Why does different batch-sizes give different accu

2020-08-09 04:32发布

问题:

I was using Keras' CNN to classify MNIST dataset. I found that using different batch-sizes gave different accuracies. Why is it so?

Using Batch-size 1000 (Acc = 0.97600)

Using Batch-size 10 (Acc = 0.97599)

Although, the difference is very small, why is there even a difference? EDIT - I have found that the difference is only because of precision issues and they are in fact equal.

回答1:

That is because of the Mini-batch gradient descent effect during training process. You can find good explanation Here that I mention some notes from that link here:

Batch size is a slider on the learning process.

  1. Small values give a learning process that converges quickly at the cost of noise in the training process.
  2. Large values give a learning process that converges slowly with accurate estimates of the error gradient.

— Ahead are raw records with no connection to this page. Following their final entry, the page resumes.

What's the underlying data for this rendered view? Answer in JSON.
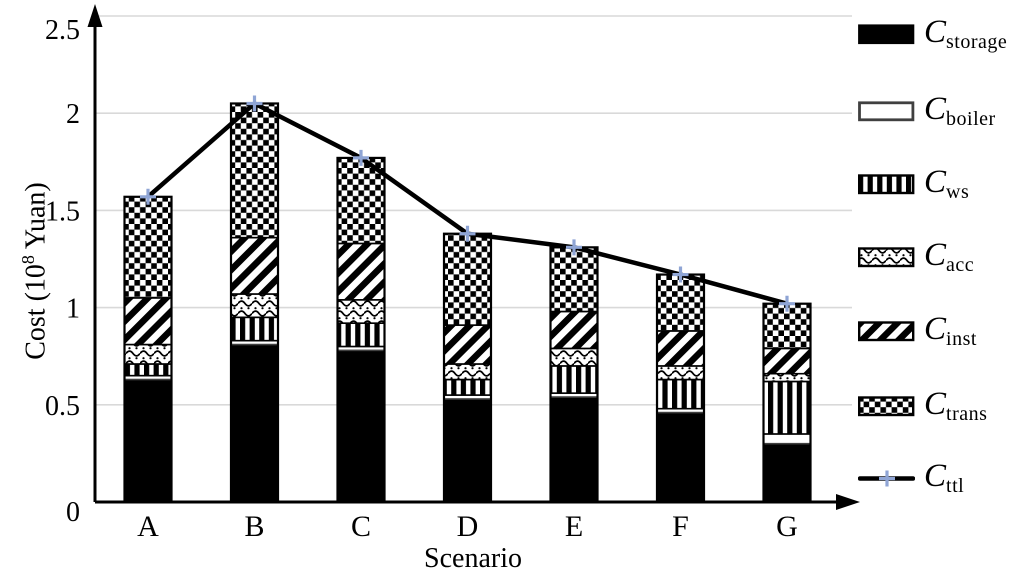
{
  "chart_data": {
    "type": "bar",
    "subtype": "stacked-bars-with-total-line-overlay",
    "title": "",
    "xlabel": "Scenario",
    "ylabel": "Cost (10^8 Yuan)",
    "ylabel_parts": {
      "pre": "Cost (10",
      "sup": "8",
      "post": " Yuan)"
    },
    "ylim": [
      0,
      2.5
    ],
    "y_ticks": [
      0,
      0.5,
      1,
      1.5,
      2,
      2.5
    ],
    "grid": "horizontal-gridlines-on",
    "legend_position": "right",
    "categories": [
      "A",
      "B",
      "C",
      "D",
      "E",
      "F",
      "G"
    ],
    "series": [
      {
        "name": "C_storage",
        "pattern": "solid-black",
        "values": [
          0.63,
          0.81,
          0.78,
          0.53,
          0.54,
          0.46,
          0.3
        ]
      },
      {
        "name": "C_boiler",
        "pattern": "white-outline",
        "values": [
          0.02,
          0.02,
          0.02,
          0.02,
          0.02,
          0.02,
          0.05
        ]
      },
      {
        "name": "C_ws",
        "pattern": "vertical-stripes",
        "values": [
          0.06,
          0.12,
          0.12,
          0.08,
          0.14,
          0.15,
          0.27
        ]
      },
      {
        "name": "C_acc",
        "pattern": "wave-dots",
        "values": [
          0.1,
          0.12,
          0.12,
          0.08,
          0.09,
          0.07,
          0.04
        ]
      },
      {
        "name": "C_inst",
        "pattern": "diagonal-stripes",
        "values": [
          0.24,
          0.29,
          0.29,
          0.2,
          0.19,
          0.18,
          0.13
        ]
      },
      {
        "name": "C_trans",
        "pattern": "checkerboard",
        "values": [
          0.52,
          0.69,
          0.44,
          0.47,
          0.33,
          0.29,
          0.23
        ]
      }
    ],
    "line_series": {
      "name": "C_ttl",
      "marker": "plus",
      "values": [
        1.57,
        2.05,
        1.77,
        1.38,
        1.31,
        1.17,
        1.02
      ]
    },
    "legend": [
      {
        "symbol": "C",
        "sub": "storage",
        "pattern": "solid-black"
      },
      {
        "symbol": "C",
        "sub": "boiler",
        "pattern": "white-outline"
      },
      {
        "symbol": "C",
        "sub": "ws",
        "pattern": "vertical-stripes"
      },
      {
        "symbol": "C",
        "sub": "acc",
        "pattern": "wave-dots"
      },
      {
        "symbol": "C",
        "sub": "inst",
        "pattern": "diagonal-stripes"
      },
      {
        "symbol": "C",
        "sub": "trans",
        "pattern": "checkerboard"
      },
      {
        "symbol": "C",
        "sub": "ttl",
        "pattern": "line-plus-marker"
      }
    ],
    "colors": {
      "bar_fill": "#000000",
      "bar_outline": "#000000",
      "boiler_outline": "#404040",
      "gridline": "#d9d9d9",
      "line": "#000000",
      "marker": "#8fa5d5",
      "background": "#ffffff"
    }
  }
}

and also one important note from that link is :

The presented results confirm that using small batch sizes achieves the best training stability and generalization performance, for a given computational cost, across a wide range of experiments. In all cases the best results have been obtained with batch sizes m = 32 or smaller

Which is the result of this paper.

EDIT

I should mention two more points Here:

  1. because of the inherent randomness in machine learning algorithms concept, generally you should not expect machine learning algorithms (like Deep learning algorithms) to have same results on different runs. You can find more details Here.
  2. On the other hand both of your results are too close and somehow they are equal. So in your case we can say that the batch size has no effect on your network results based on the reported results.


回答2:

For the bigger batch size ( 1000 ):

The data was divided into chunks of data which had 1000 samples each.

If suppose you have a dataset of 3000 samples, then 3 batches will be formed.

The optimizer will then optimize the NN for each batch rather than each sample. Hence, the optimizations would take place 3 times.

For a smaller batch size ( 10 ) :

300 batches will be formed considering the above example. Hence, 300 optimizations would take place.

A smaller batch size makes more optimizations and hence, the model generalises better and accuracy increases.



回答3:

This is not connected to Keras. The batch size, together with the learning rate, are critical hyper-parameters for training neural networks with mini-batch stochastic gradient descent (SGD), which entirely affect the learning dynamics and thus the accuracy, the learning speed, etc.

In a nutshell, SGD optimizes the weights of a neural network by iteratively updating them towards the (negative) direction of the gradient of the loss. In mini-batch SGD, the gradient is estimated at each iteration on a subset of the training data. It is a noisy estimation, which helps regularize the model and therefore the size of the batch matters a lot. Besides, the learning rate determines how much the weights are updated at each iteration. Finally, although this may not be obvious, the learning rate and the batch size are related to each other. [paper]



回答4:

I want to add two points:

1) When use special treatments, it is possible to achieve similar performance for a very large batch size while speeding-up the training process tremendously. For example, Accurate, Large Minibatch SGD:Training ImageNet in 1 Hour

2) Regarding your MNIST example, I really don't suggest you to over-read these numbers. Because the difference is so subtle that it could be caused by noise. I bet if you try models saved on a different epoch, you will see a different result.